While the primary aim of this study is the recovery and examination of the various meanings of Pentecost as envisioned by Christian thinkers during these two historical periods, the relationship of such ideas and concepts to pneumatology in their respective contexts is also discussed in this book.


Pneumatological foundations form the core of numerous Christian doctrines in soteriology, ecclesiology, and eschatology. However, rather than attempting a detailed survey of topics and themes already covered in other histories of pneumatology, this study presents a series of vignettes describing Christian conceptions of Pentecost and pneumatology from the late 1100s to about 1670 while examining related questions of theological discourse.

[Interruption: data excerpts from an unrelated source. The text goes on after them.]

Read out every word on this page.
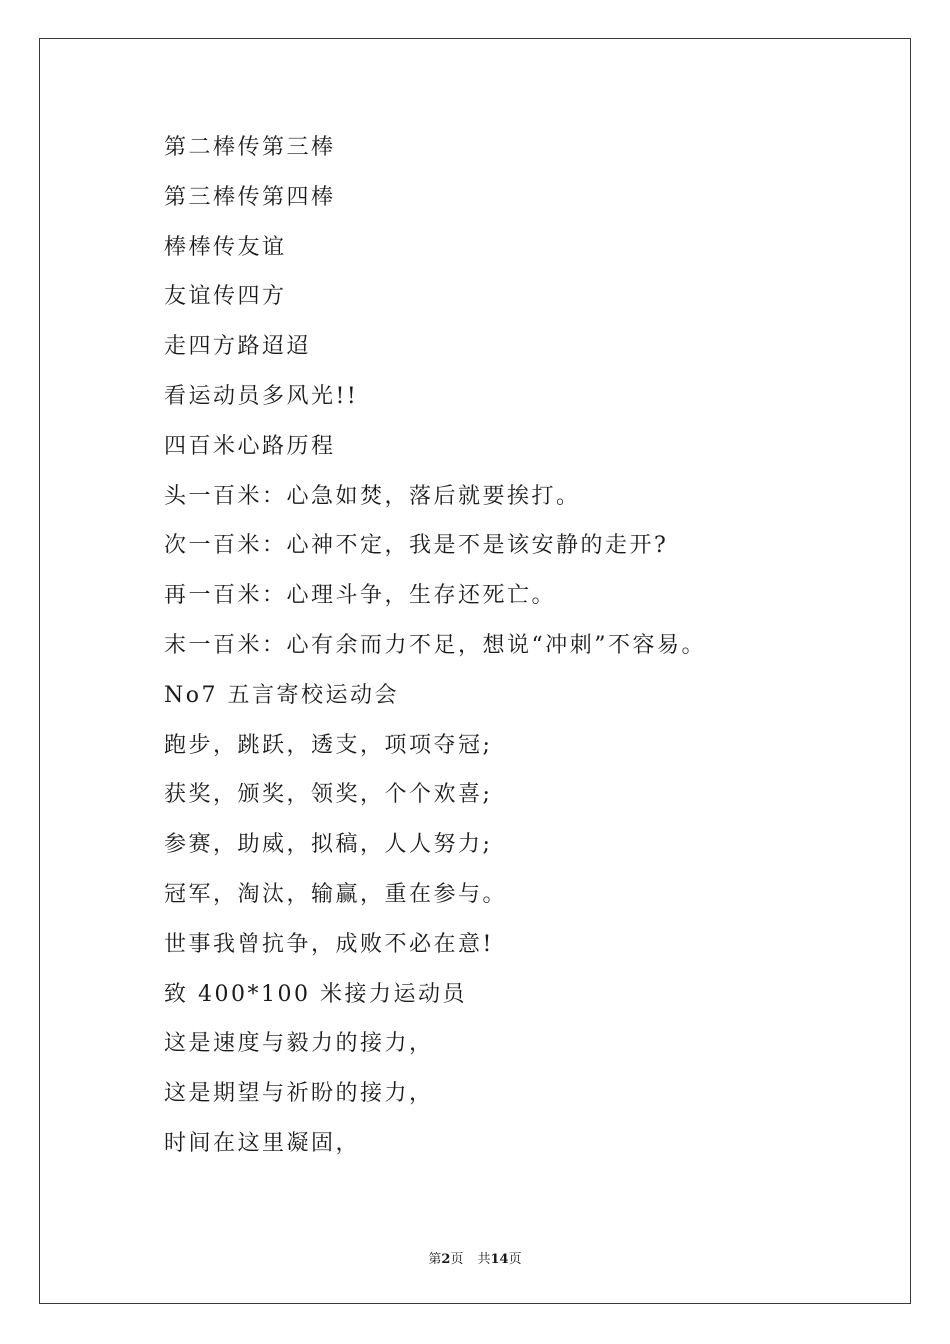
第二棒传第三棒
第三棒传第四棒
棒棒传友谊
友谊传四方
走四方路迢迢
看运动员多风光!!
四百米心路历程
头一百米：心急如焚，落后就要挨打。
次一百米：心神不定，我是不是该安静的走开?
再一百米：心理斗争，生存还死亡。
末一百米：心有余而力不足，想说“冲刺”不容易。
No7 五言寄校运动会
跑步，跳跃，透支，项项夺冠;
获奖，颁奖，领奖，个个欢喜;
参赛，助威，拟稿，人人努力;
冠军，淘汰，输赢，重在参与。
世事我曾抗争，成败不必在意!
致 400*100 米接力运动员
这是速度与毅力的接力，
这是期望与祈盼的接力，
时间在这里凝固，
第2页 共14页
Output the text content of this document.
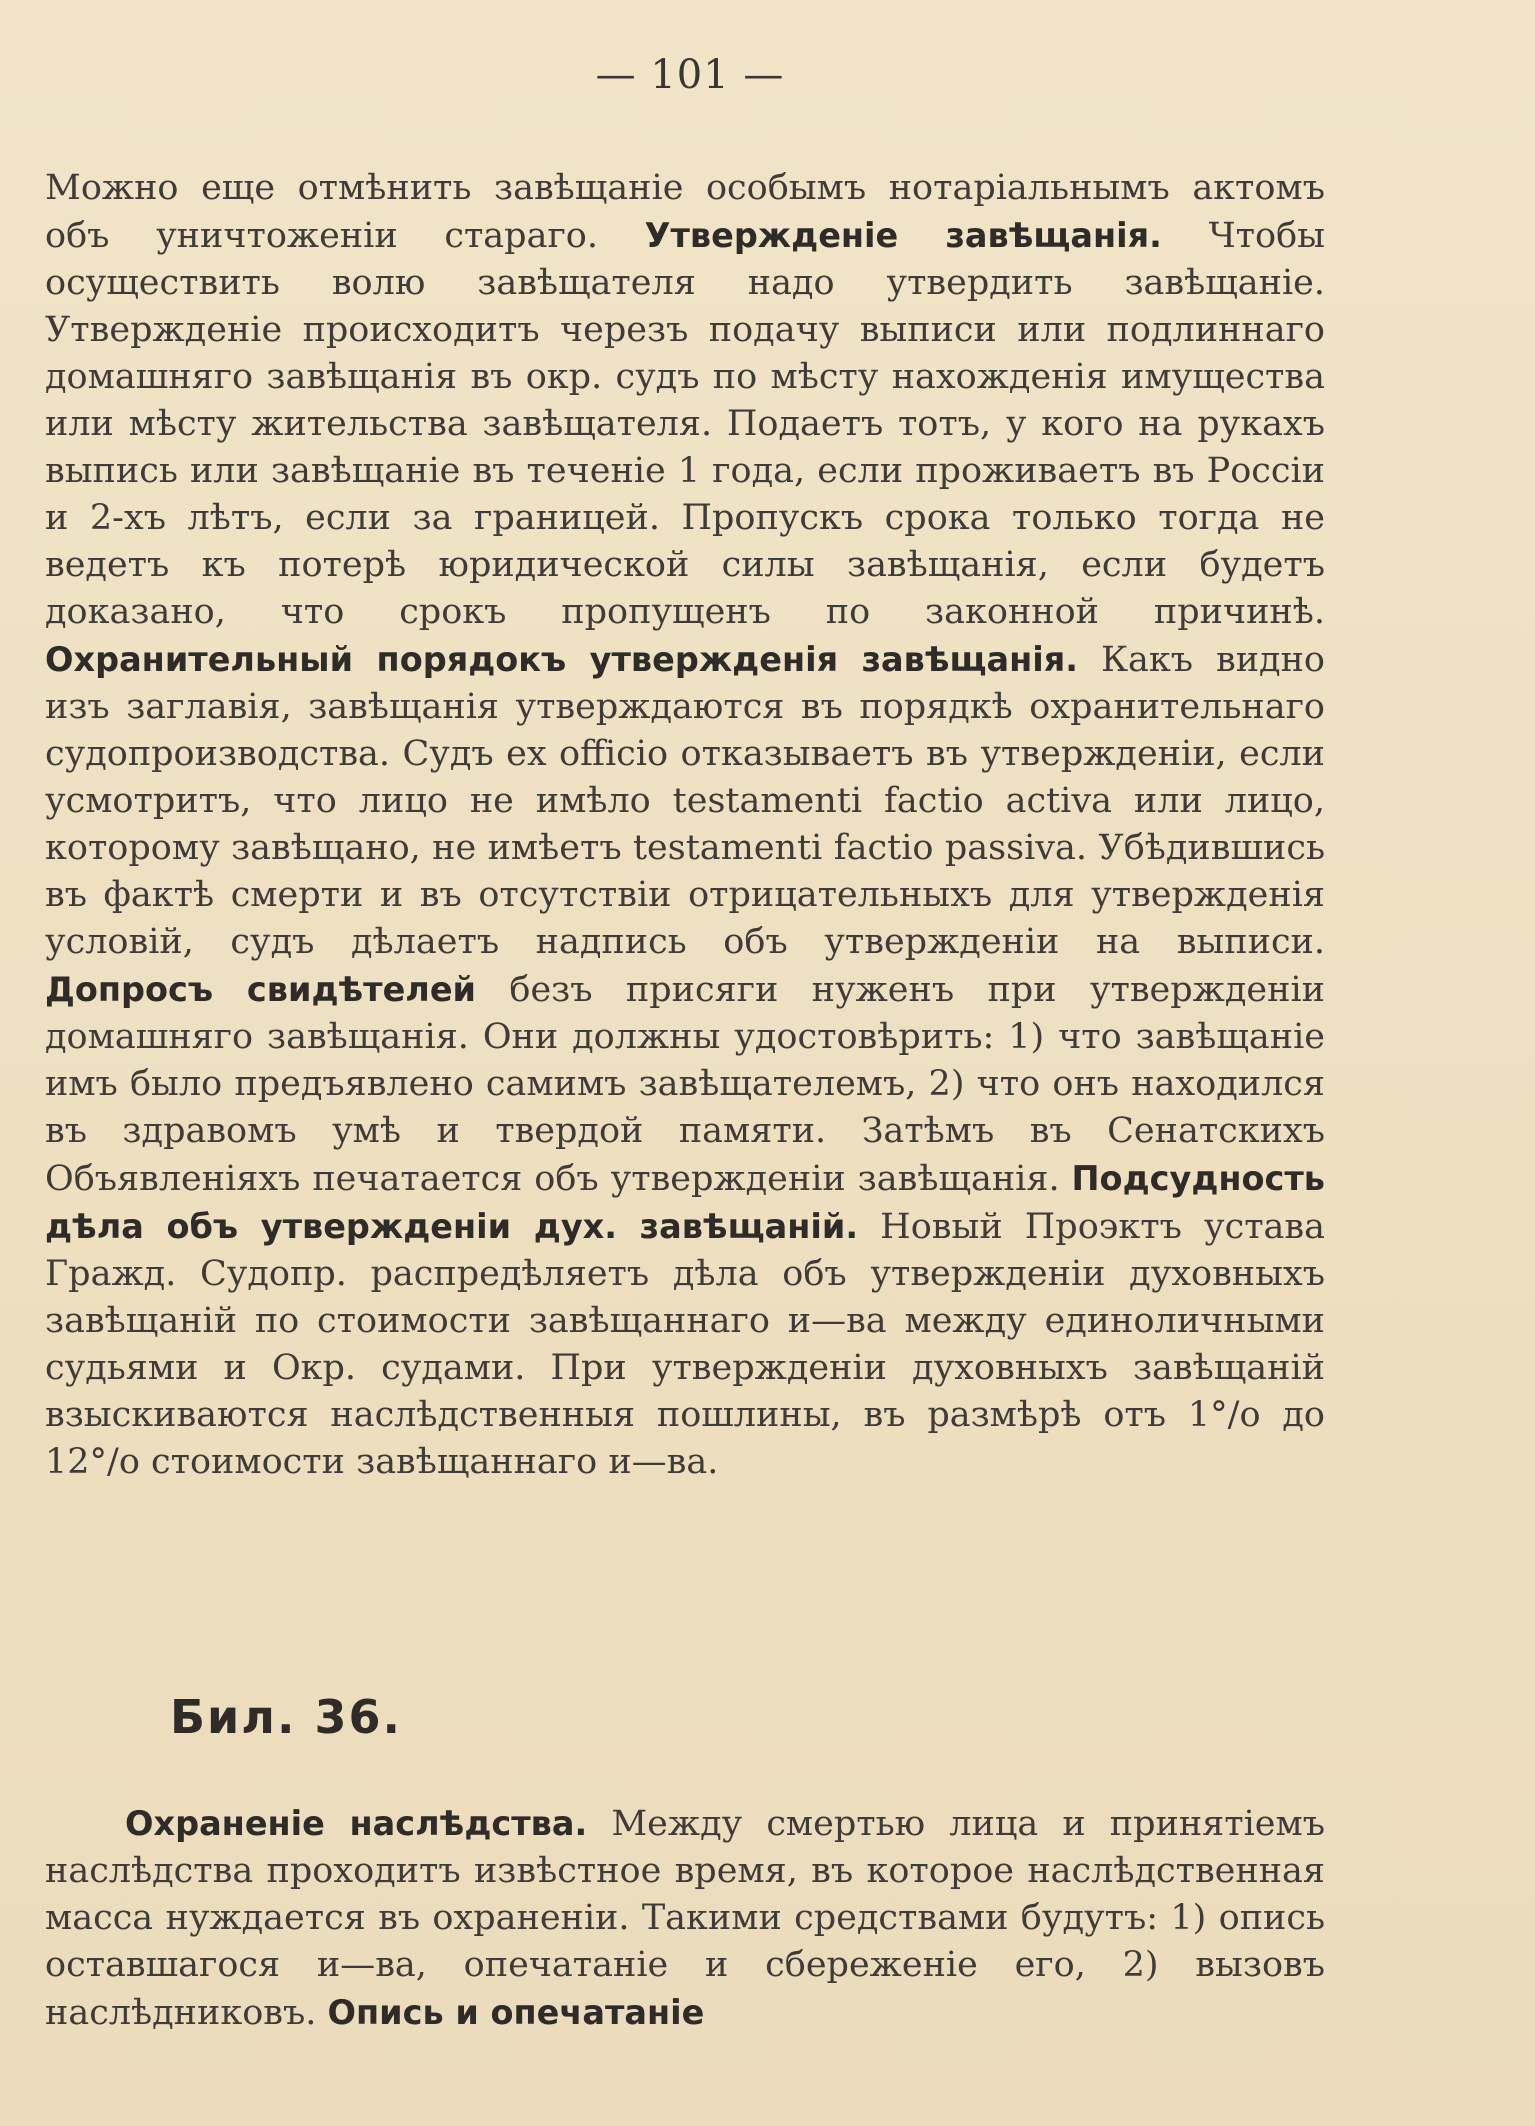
— 101 —
Можно еще отмѣнить завѣщаніе особымъ нотаріальнымъ актомъ объ уничтоженіи стараго. Утвержденіе завѣщанія. Чтобы осуществить волю завѣщателя надо утвердить завѣщаніе. Утвержденіе происходитъ черезъ подачу выписи или подлиннаго домашняго завѣщанія въ окр. судъ по мѣсту нахожденія имущества или мѣсту жительства завѣщателя. Подаетъ тотъ, у кого на рукахъ выпись или завѣщаніе въ теченіе 1 года, если проживаетъ въ Россіи и 2-хъ лѣтъ, если за границей. Пропускъ срока только тогда не ведетъ къ потерѣ юридической силы завѣщанія, если будетъ доказано, что срокъ пропущенъ по законной причинѣ. Охранительный порядокъ утвержденія завѣщанія. Какъ видно изъ заглавія, завѣщанія утверждаются въ порядкѣ охранительнаго судопроизводства. Судъ ex officio отказываетъ въ утвержденіи, если усмотритъ, что лицо не имѣло testamenti factio activa или лицо, которому завѣщано, не имѣетъ testamenti factio passiva. Убѣдившись въ фактѣ смерти и въ отсутствіи отрицательныхъ для утвержденія условій, судъ дѣлаетъ надпись объ утвержденіи на выписи. Допросъ свидѣтелей безъ присяги нуженъ при утвержденіи домашняго завѣщанія. Они должны удостовѣрить: 1) что завѣщаніе имъ было предъявлено самимъ завѣщателемъ, 2) что онъ находился въ здравомъ умѣ и твердой памяти. Затѣмъ въ Сенатскихъ Объявленіяхъ печатается объ утвержденіи завѣщанія. Подсудность дѣла объ утвержденіи дух. завѣщаній. Новый Проэктъ устава Гражд. Судопр. распредѣляетъ дѣла объ утвержденіи духовныхъ завѣщаній по стоимости завѣщаннаго и—ва между единоличными судьями и Окр. судами. При утвержденіи духовныхъ завѣщаній взыскиваются наслѣдственныя пошлины, въ размѣрѣ отъ 1°/о до 12°/о стоимости завѣщаннаго и—ва.
Бил. 36.
Охраненіе наслѣдства. Между смертью лица и принятіемъ наслѣдства проходитъ извѣстное время, въ которое наслѣдственная масса нуждается въ охраненіи. Такими средствами будутъ: 1) опись оставшагося и—ва, опечатаніе и сбереженіе его, 2) вызовъ наслѣдниковъ. Опись и опечатаніе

Key questions considered in this study are: What is it about Pentecost and the Western imagination that allows Pentecost to show up in a variety of literary and theological forms throughout Christian history? Why have so many Christian visionaries revisited the story of Pentecost as an act of theological reconstruction often aimed at subverting dominant ecclesiastical paradigms? What is the relationship between the miraculous pneumatic communication signified in the biblical story of Pentecost and the empowering voice and gifts of the Holy Spirit?



About the Author:

Albert Hernández is senior vice president for academic affairs and dean of the faculty at the Iliff School of Theology in Denver, Colorado where he also serves as associate professor of the history of Christianity. His educational career began in South Florida’s Cuban exile community as a high school humanities teacher, administrator, and curriculum developer before returning to graduate school to pursue his interests in medieval and early modern religious history. He holds three different masters degrees and in 2001 received the Ph.D. degree from the Caspersen School of Graduate Studies at Drew University in Madison, New Jersey. In addition to his research and teaching on the history of mystical movements in Christianity and Islam, he has addressed numerous local, regional, and national gatherings and religious organizations on the historical legacies of Medieval Spain for a post-9/11 world. He is a United Methodist layperson and maintains collaborative ties with his former Roman Catholic colleagues and mentors in South Florida and New Jersey.